3. There is an evident failure to meet and confer about the requests for personnel files from the Queens County District Attorney's Office. Plaintiff submitted a list of cases for which he is seeking files. Defendants state that the list has inaccuracies and they have agreed to produce documents for several of the cases on the list. The parties can discuss between themselves whether documents have or have not been produced. As to whether documents from all the cases should be produced, Defendants seek to impose a ten-year time limitation on the records. Defendants cite to a single case in support of their time limitation: Phillips v. City of New York , 277 F.R.D. 82 (E.D.N.Y. 2011). Phillips is inapposite. It addressed a potential ten-year limitation on officer disciplinary records. Id. at 83. (As discussed above, without any facts proffered by Defendants, there is no basis to impose a similar limitation on disciplinary records in this case). But here Benitez is seeking documents in support of his Monell claim, and as a result, a different calculus applies. It is not the individual defendant whose conduct is at issue. It is the conduct of the municipality, and policy or practice may have originated well before the ten years prior to the filing of the lawsuit. "When asserting a Monell claim, plaintiff is required to prove a pattern or practice, and therefore the dates of the incidents do not render the records less likely to lead to evidence admissible at trial." Nunez v. City of New York , No. 11-CV-5845, 2013 WL 2149869, at *4 (S.D.N.Y. May 17, 2013) (quotations and alternations omitted). Indeed, where the plaintiff alleges—as he does here—that those who engaged in improper conduct were never disciplined, but were in fact lauded or promoted, then the ten-year time limitation is particularly inapposite. Id.
Defendants then argue that the cases should be limited to those cases where the misconduct is similar to that experienced by Benitez. They then reiterate the claims about burden. The arguments ignore the context of the case. Plaintiff has proffered a specific list of cases, and agreed to use the files from a prior litigation; it is not a general speculative inquiry into Defendants' files, but a directed and focused list of 26 cases that can be identified and retrieved. More importantly, the limitation proffered by Defendants is premised on the fact that several cases on the list involve Brady violations and that Benitez did not suffer a Brady violation. Given that there is a limited identified universe of documents sought, this is really an objection to admissibility, not relevance. And Benitez has demonstrated relevance. As noted above, he has identified at least one piece of potential Brady material withheld, and has alleged Brady violations in his Complaint.

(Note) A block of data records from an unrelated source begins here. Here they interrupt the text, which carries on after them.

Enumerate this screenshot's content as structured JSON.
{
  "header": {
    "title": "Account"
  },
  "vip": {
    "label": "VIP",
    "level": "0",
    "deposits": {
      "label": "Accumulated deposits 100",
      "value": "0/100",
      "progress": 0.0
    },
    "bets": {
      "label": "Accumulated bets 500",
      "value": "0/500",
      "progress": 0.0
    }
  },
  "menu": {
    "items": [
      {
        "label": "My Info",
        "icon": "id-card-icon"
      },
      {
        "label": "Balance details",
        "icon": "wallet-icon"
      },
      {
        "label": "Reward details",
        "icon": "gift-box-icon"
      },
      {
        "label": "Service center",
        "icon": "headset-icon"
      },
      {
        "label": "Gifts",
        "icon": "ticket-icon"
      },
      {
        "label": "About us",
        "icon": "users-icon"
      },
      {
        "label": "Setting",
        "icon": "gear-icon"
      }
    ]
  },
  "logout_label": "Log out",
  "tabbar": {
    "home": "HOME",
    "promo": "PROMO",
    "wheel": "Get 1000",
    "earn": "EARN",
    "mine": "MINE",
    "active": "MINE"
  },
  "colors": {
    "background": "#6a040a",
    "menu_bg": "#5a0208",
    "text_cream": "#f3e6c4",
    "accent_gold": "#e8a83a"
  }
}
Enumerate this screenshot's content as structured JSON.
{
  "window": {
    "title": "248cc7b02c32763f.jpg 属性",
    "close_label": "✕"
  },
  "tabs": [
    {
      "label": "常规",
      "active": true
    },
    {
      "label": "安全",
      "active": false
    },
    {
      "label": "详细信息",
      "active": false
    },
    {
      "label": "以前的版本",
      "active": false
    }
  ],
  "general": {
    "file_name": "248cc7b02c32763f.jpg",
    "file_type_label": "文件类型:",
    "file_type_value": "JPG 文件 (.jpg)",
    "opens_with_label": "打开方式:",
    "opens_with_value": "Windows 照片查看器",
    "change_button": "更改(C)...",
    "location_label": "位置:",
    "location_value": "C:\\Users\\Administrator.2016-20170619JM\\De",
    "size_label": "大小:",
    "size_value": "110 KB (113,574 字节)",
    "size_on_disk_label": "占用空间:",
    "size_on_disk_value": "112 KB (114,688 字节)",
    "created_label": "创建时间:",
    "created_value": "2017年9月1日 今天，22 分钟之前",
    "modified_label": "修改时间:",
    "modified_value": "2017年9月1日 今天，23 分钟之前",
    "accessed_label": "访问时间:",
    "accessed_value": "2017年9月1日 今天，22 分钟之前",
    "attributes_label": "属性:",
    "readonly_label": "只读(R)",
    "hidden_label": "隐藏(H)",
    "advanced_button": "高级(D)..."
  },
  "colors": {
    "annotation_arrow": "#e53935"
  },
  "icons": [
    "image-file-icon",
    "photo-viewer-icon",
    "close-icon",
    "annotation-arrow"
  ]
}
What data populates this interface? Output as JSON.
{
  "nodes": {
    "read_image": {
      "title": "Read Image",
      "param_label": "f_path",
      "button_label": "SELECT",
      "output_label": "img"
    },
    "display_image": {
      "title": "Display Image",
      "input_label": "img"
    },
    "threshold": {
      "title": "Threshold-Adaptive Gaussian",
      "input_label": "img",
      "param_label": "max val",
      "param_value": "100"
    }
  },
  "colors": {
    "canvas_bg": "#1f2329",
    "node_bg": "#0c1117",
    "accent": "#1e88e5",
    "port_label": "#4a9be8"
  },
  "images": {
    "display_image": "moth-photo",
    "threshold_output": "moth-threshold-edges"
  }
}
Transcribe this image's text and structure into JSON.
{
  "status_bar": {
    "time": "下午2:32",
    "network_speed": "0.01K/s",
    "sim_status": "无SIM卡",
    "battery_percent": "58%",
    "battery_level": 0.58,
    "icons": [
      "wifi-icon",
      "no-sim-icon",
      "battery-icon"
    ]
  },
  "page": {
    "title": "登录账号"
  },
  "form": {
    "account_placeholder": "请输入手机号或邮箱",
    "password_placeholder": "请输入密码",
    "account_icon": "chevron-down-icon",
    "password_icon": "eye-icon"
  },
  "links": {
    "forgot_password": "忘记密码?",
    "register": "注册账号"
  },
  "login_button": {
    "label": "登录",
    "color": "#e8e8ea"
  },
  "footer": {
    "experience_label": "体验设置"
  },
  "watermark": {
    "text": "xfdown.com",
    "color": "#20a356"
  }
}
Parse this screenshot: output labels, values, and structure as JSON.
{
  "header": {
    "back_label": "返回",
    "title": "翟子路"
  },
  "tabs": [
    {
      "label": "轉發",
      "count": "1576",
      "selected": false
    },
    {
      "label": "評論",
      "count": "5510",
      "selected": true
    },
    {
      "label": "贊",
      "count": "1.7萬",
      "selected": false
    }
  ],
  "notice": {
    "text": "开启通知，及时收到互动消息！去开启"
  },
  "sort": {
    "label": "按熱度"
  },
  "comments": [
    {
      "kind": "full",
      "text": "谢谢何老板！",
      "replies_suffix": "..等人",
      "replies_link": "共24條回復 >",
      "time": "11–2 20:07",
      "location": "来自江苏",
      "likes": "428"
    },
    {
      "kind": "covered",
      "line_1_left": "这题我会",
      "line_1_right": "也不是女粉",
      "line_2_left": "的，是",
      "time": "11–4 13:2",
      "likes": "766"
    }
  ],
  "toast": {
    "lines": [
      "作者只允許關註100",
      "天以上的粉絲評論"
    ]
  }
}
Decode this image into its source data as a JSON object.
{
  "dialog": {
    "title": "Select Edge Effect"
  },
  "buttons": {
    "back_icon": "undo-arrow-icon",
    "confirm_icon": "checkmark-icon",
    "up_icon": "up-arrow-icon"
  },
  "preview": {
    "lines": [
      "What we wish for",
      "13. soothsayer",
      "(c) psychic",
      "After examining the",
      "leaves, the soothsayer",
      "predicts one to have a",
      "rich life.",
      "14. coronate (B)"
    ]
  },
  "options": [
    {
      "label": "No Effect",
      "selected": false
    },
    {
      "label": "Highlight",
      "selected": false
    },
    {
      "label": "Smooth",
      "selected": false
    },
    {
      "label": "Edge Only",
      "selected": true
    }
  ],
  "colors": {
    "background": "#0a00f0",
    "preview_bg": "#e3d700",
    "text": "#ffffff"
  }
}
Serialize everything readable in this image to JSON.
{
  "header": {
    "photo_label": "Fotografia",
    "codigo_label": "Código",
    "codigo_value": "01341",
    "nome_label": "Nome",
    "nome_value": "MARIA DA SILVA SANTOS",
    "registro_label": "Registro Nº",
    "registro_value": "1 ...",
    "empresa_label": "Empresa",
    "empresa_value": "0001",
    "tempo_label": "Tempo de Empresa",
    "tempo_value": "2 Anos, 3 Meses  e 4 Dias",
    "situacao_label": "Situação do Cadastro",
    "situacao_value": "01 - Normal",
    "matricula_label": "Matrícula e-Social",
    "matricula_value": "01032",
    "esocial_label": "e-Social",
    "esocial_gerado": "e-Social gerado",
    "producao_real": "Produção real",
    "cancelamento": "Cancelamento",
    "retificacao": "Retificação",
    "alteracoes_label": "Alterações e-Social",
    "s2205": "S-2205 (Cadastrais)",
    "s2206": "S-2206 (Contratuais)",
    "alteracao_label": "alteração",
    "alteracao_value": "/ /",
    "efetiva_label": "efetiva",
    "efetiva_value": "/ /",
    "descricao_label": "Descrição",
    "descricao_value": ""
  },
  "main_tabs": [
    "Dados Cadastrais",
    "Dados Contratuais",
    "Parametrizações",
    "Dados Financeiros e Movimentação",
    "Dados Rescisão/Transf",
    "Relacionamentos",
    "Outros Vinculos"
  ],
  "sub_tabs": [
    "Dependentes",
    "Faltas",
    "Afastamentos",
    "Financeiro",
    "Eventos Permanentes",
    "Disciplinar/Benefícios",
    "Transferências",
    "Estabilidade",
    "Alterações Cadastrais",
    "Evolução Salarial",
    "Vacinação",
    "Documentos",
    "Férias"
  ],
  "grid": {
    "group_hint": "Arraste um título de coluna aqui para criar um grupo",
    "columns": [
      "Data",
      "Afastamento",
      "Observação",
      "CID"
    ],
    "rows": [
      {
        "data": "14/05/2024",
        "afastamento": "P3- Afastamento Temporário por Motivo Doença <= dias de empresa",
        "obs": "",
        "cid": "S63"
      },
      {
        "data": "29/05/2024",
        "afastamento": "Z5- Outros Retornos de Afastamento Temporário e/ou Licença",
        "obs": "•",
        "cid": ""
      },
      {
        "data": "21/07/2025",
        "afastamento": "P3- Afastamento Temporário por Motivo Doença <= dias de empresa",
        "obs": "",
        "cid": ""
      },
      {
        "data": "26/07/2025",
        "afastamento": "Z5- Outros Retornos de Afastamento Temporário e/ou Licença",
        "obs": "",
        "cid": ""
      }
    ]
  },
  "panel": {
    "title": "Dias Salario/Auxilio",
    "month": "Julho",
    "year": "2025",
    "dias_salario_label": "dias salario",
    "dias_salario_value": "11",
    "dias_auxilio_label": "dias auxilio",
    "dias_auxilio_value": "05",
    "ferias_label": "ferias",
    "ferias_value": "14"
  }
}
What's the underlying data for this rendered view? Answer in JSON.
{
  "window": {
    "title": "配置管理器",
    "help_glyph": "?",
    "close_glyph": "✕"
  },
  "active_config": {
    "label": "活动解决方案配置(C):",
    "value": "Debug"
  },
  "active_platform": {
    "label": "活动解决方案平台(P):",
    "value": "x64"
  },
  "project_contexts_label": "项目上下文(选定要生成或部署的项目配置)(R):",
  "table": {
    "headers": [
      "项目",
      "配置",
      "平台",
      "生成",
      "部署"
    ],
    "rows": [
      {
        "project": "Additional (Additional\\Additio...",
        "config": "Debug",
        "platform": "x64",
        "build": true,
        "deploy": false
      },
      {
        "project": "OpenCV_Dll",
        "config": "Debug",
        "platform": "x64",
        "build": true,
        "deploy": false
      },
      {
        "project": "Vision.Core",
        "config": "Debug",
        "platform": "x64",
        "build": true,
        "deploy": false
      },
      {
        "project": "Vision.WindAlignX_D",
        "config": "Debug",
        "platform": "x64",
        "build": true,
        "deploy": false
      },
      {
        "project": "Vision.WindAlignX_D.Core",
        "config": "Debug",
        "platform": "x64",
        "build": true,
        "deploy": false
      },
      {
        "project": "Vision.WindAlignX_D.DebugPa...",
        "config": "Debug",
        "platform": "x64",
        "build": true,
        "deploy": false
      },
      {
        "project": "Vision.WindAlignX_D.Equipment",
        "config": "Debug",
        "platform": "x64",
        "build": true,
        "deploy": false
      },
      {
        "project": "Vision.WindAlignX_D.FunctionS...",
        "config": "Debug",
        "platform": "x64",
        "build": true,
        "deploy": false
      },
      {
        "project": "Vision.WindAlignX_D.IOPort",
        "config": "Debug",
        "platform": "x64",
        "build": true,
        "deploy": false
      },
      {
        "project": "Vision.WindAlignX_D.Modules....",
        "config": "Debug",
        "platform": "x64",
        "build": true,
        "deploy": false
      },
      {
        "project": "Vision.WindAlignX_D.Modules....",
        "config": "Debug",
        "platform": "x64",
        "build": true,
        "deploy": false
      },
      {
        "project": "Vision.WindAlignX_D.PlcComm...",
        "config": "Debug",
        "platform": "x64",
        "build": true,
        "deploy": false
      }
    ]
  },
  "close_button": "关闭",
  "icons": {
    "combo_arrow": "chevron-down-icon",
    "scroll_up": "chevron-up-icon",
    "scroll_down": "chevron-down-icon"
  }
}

As to the remaining two items in the motion to compel, Defendants have agreed to produce the documents sought, and the motion is denied as moot.
* * *
1. Defendants are ordered to produce the records associated with the 2003 arrest of Bernadette Johnson;
2. Defendants are ordered to produce the complete investigatory files of substantiated allegations against individual defendants and the closing reports of investigatory files of unsubstantiated allegations against individual defendants; and
3. Defendants are ordered to produce the personnel files from the Queens County District Attorney's Office associated with the 26 cases listed in Exhibit E of Plaintiff's motion.
These documents shall be produced within 45 days of this order.